O interlocutor e adversário intelectual mais importante de Sartre foi curiosamente Lévi-Strauss. Publicado mais ou menos na mesma época que as citadas obras de Sartre (início da década de 1960), o último capítulo de O pensamento selvagem (1974) faz um ataque direto ao historicismo de Sartre, em nome das prioridades invariantes de todas as mentes humanas e da dignidade igual de todas as sociedades humanas. Lévi-Strauss identificou a razão dialética e a história como a "mitologia do pensamento civilizado" e empenhou-se, teoricamente, em cortar o nó da relação entre estrutura e sujeito. Apesar de, a partir desse debate, Sartre ter se retirado da arena pública da discussão, seu pensamento arguto e brilhante continuou atual.

Outra das principais reflexões teóricas sobre o indivíduo como sujeito social, no interior do marxismo, coube a Adam Schaff. Seus estudos perpassam questões como a liberdade humana e a história. Esse autor mostra em O indivíduo no marxismo (1967) que razões histórico-políticas (o estalinismo) e de conhecimento (dificuldade de interpretação) fizeram que apenas em 1932 tenham sido publicados os Manuscritos filosóficos (1959) e a Ideologia alemã (1984), em língua original. Schaff comenta que a retomada do tema "ser humano seja como sujeito da história", seja como indivíduo, grupo ou classe, não é apenas um modismo ou um revisionismo como pensava Althusser. Quando as condições sociais, os sistemas de valores e as relações tradicionais começam a estremecer, a questão antropológica surge forte e renovada, levando homens e mulheres a confrontarem sua própria criação cultural, econômica e política.

Schaff discutiu em profundidade o viés ideológico do marxismo, que dividiu a obra de Marx, valorizando pejorativamente a produção concernente a sua chamada juventude. Reafirmou a importância da discussão sobre o indivíduo, retomando expressões dos Manuscritos, tais como: Uma revolução social encontra-se do ponto de vista da totalidade porque seria um protesto do homem contra a vida desumanizada, porque parte do ponto de vista do indivíduo real particular, porque a coletividade, contra cuja separação de si reage o indivíduo, é a verdadeira coletividade do homem, o ser humano (Marx, 1959).

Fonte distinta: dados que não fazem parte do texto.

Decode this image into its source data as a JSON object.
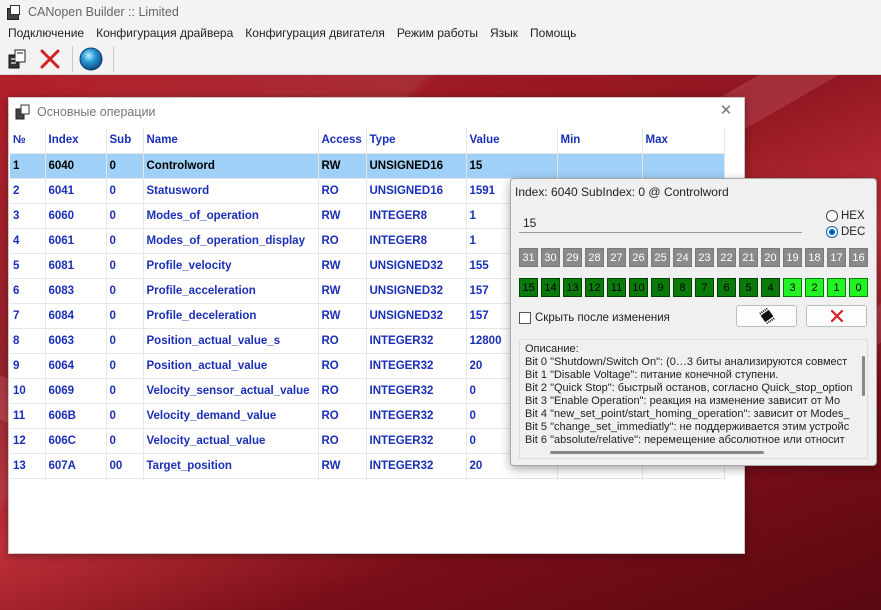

E mostrando que numa organização social são os seres humanos que dirigem as condições objetivas (com maior ou menor protagonismo) Schaff cita as seguintes frases de Marx, primeiro dos Manuscritos: Não devemos postular a sociedade, novamente como uma abstração em relação aos indivíduos (1959) e em seguida, na Crítica ao programa de Gotha: O domínio das condições objetivas sobre os indivíduos, a opressão da individualidade pela causalidade receberam, na época atual, a sua forma mais rigorosa e universal, impondo aos indivíduos uma determinada tarefa. Impuseram-lhe a tarefa de colocar, no domínio das condições e da causalidade sobre os indivíduos, o domínio dos indivíduos sobre a causalidade e as condições (Marx, 1971).

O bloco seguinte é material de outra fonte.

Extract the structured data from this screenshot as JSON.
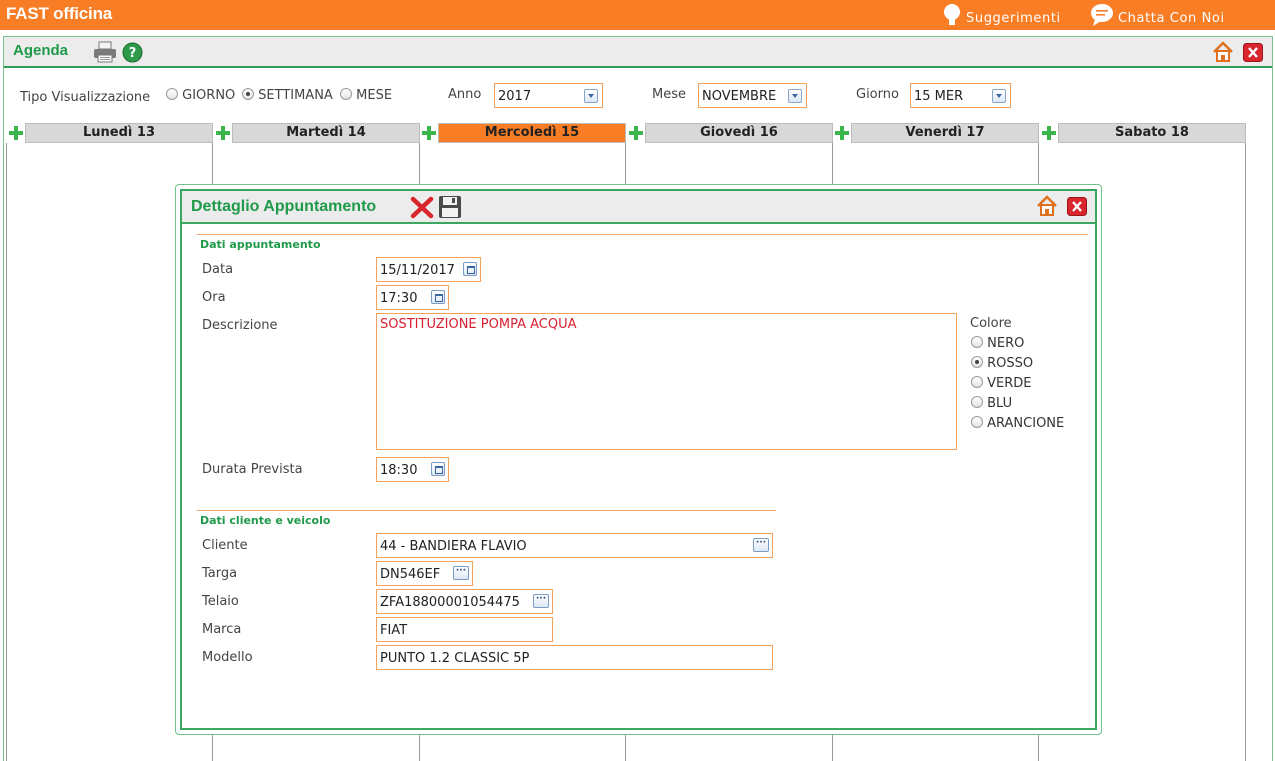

Outro autor importante na discussão do significado subjetivo da ação humana é Karel Kosic. Para esse autor (1969), a práxis é a grande mediadora entre o indivíduo, a natureza e a sociedade. Ela é a esfera do ser humano, criador da realidade objetiva. Para Kosic, a prática não pode ser pensada como uma atividade exterior às pessoas. Porque, na verdade, cada ação humana é a apropriação prático-espiritual do mundo: a atividade objetiva que transforma a natureza, marca-a com sentido humano. Ou seja, os seres humanos conferem sentido e transformam a realidade, fazendo-a passar pela subjetividade. Daí que o fato fundamental da vida em sociedade é o caráter criador do ser humano: ele cria objetos, cria cultura, e assim transforma e se transforma.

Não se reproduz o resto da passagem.